- Series
- Other Talks
- Time
- Wednesday, December 8, 2010 - 3:00pm for 1 hour (actually 50 minutes)
- Location
- Physics Howey L5
- Speaker
- Wendy W. Zhang – Physics Department and the James Franck Institute, University of Chicago
- Organizer
In school, we learned that fluid flow becomes simple in two
limits. Over long lengthscales and at high speeds, inertia dominates and the
motion can approach that of a perfect fluid with zero viscosity. On short
lengthscales and at slow speeds, viscous dissipation is important. Fluid
flows that correspond to the formation of a finite-time singularity in the
continuum description involve both a vanishing characteristic lengthscale
and a diverging velocity scale. These flows can therefore evolve into final
limits that defy expectations derived from properties of their initial
states. This talk focuses on 3 familiar processes that belong in this
category: the formation of a splash after a liquid drop collides with a dry
solid surface, the emergence of a highly-collimated sheet from the impact of
a jet of densely-packed, dry grains, and the pinch-off of an underwater
bubble.

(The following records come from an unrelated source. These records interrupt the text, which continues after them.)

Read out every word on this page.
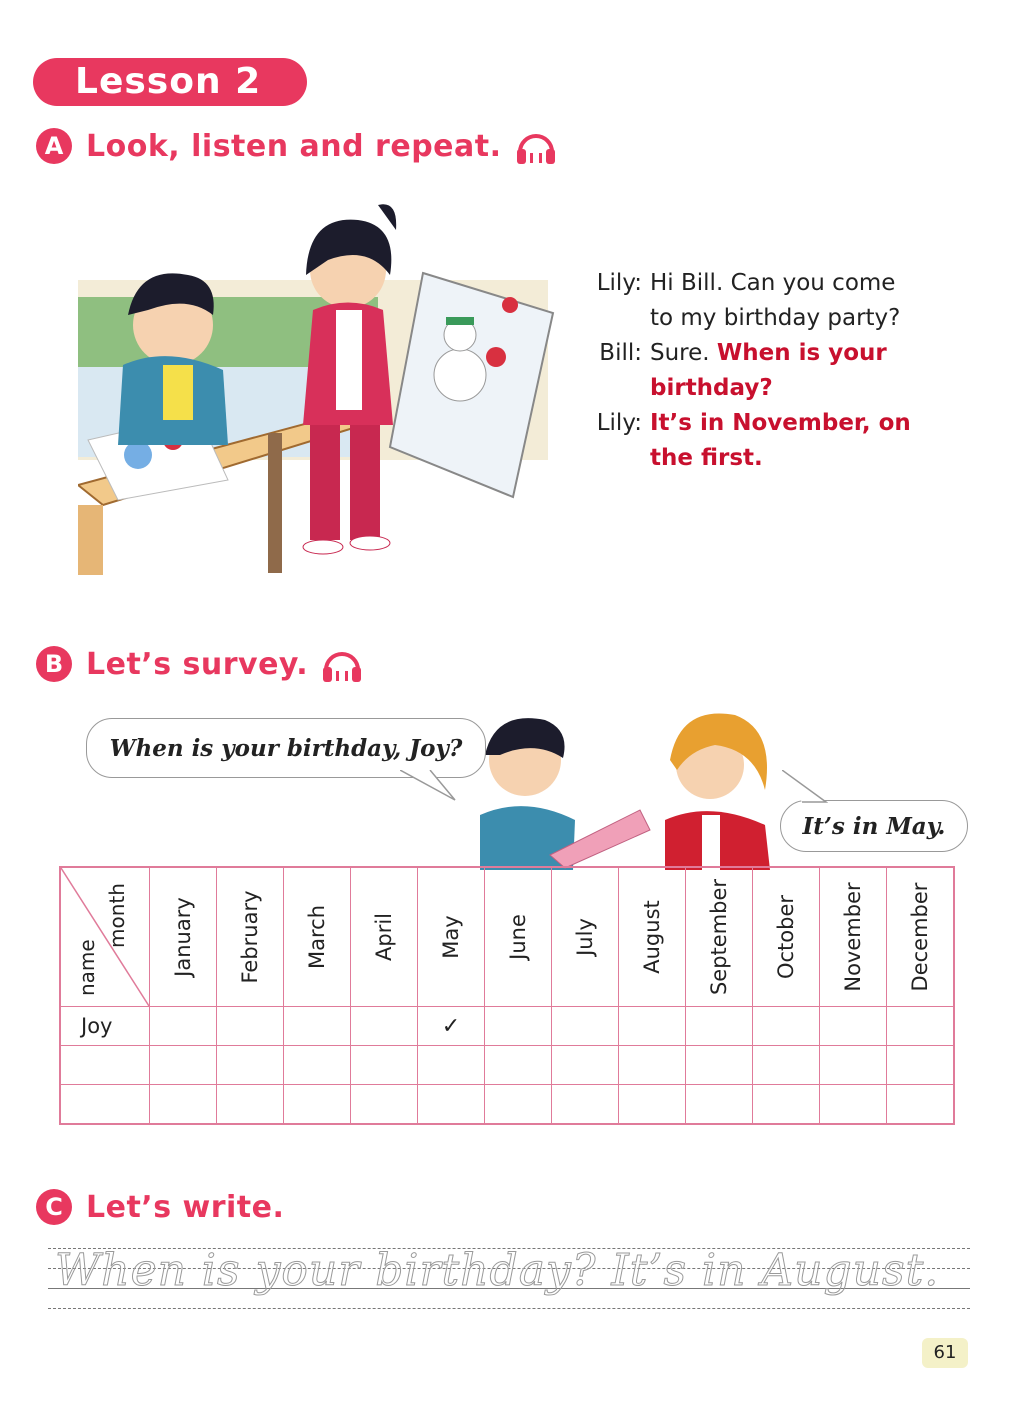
Lesson 2
A Look, listen and repeat.
Lily: Hi Bill. Can you come
to my birthday party?
Bill: Sure. When is your
birthday?
Lily: It’s in November, on
the first.
B Let’s survey.
When is your birthday, Joy?
It’s in May.
month
name	January	February	March	April	May	June	July	August	September	October	November	December

Joy					✓							

C Let’s write.
When is your birthday? It’s in August.
61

In all three cases, the motion is dominated by inertia but a small
amount of dissipation is also present. Our works show that dissipation is
important for the onset of splash, plays a minor role in the ejecta sheet
formation after jet impact, but becomes irrelevant in the break-up of an
underwater bubble. An important consequence of this evolution towards
perfect-fluid flow is that deviations from cylindrical symmetry in the
initial stages of pinch-off are not erased by the dynamics. Theory,
simulation and experiment show detailed memories of initial imperfections
remain encoded, eventually controlling the mode of break-up. In short, the
final outcome is not controlled by a single universal singularity but
instead displays an infinite variety.